Join the discussion -do you support reforming the visa process to prevent future acts of terrorism?
Posted by Randy | June 09, 2011
As of 2009, there were 10.8 million unlawful aliens in the United States according to estimates from the Department of Homeland Security. These illegal aliens cost taxpayers billions of dollars and take jobs away from hard-working Americans.
Under the President’s health care law, individuals applying to receive health care subsidies are only required to provide a Social Security number, their name and date of birth. As a result, illegal aliens are given an easy opportunity to circumvent the law that denies subsidized health care to illegal aliens.
I am co-sponsoring the No Health Care Subsidies for Illegal Aliens Act. This bill would require those applying for health care subsidies to submit a sworn statement attesting to their legal status as well as provide satisfactory documentation that proves they are either a U.S. citizen or that they entered the country legally.
Weigh in with your thoughts on how we should ensure that illegal aliens do not receive health care subsidies.
Posted by Randy | May 31, 2011
The U.S. Border Patrol has operational control of less than 44 percent of the southwest border and has reached an acceptable level of security on only 32 of approximately 4,000 miles along the northern border, according to recent testimony from the Government Accountability Office.
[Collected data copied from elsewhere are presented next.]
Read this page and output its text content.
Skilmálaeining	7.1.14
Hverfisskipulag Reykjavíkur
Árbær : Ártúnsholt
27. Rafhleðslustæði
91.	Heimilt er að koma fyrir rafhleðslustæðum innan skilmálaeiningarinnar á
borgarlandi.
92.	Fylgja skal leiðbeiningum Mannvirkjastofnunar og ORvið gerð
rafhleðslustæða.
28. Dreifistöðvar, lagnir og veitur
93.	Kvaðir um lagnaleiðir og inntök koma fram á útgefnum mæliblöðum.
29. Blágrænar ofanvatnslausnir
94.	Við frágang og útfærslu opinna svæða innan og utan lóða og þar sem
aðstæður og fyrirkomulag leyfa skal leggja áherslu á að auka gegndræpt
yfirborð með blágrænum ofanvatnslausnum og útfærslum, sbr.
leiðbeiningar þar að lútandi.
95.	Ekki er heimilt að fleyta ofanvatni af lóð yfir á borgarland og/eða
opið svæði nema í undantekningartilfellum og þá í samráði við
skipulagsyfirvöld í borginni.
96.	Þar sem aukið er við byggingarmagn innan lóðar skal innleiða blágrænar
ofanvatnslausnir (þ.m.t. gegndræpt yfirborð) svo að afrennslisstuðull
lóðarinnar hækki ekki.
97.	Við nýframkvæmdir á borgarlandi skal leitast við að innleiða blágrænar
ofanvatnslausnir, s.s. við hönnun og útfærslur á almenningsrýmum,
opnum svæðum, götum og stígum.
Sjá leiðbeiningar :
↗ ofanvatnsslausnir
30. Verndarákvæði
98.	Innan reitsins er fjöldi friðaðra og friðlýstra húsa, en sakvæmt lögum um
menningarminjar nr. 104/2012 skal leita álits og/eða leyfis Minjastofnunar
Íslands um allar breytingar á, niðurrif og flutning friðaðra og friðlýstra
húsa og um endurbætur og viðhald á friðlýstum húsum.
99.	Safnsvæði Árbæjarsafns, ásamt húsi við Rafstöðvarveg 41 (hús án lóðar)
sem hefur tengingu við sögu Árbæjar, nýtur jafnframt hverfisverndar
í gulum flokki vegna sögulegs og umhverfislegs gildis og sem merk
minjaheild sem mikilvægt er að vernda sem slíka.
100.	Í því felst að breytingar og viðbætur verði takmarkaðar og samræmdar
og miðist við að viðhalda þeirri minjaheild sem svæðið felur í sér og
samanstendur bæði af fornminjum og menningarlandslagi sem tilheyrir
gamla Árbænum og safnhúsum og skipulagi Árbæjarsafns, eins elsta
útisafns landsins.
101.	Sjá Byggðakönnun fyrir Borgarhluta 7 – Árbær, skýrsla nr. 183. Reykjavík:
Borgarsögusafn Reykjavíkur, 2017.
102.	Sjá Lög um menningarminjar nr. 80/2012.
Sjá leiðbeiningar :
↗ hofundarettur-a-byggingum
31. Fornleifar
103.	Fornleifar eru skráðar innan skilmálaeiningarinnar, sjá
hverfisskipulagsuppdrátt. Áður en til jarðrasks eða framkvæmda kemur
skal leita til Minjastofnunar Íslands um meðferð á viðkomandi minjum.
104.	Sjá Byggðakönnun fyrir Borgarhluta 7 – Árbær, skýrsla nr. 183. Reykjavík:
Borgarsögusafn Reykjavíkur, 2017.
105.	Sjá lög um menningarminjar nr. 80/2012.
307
The preamble of our Constitution states that the primary responsibility of the federal government is to provide for the common defense. The first step in achieving this goal is to effectively secure our borders by preventing unlawful entries, illicit drugs and other contraband from entering our nation.
I’ve recently cosponsored the Secure Border Act, which will require the Department of Homeland Security (DHS) to develop a plan to gain operational control of our borders within five years. The bill requires DHS to take into account staffing requirements and infrastructure needs such as pedestrian fencing, vehicle barriers, and use of unmanned aerial vehicles, technology and sensors.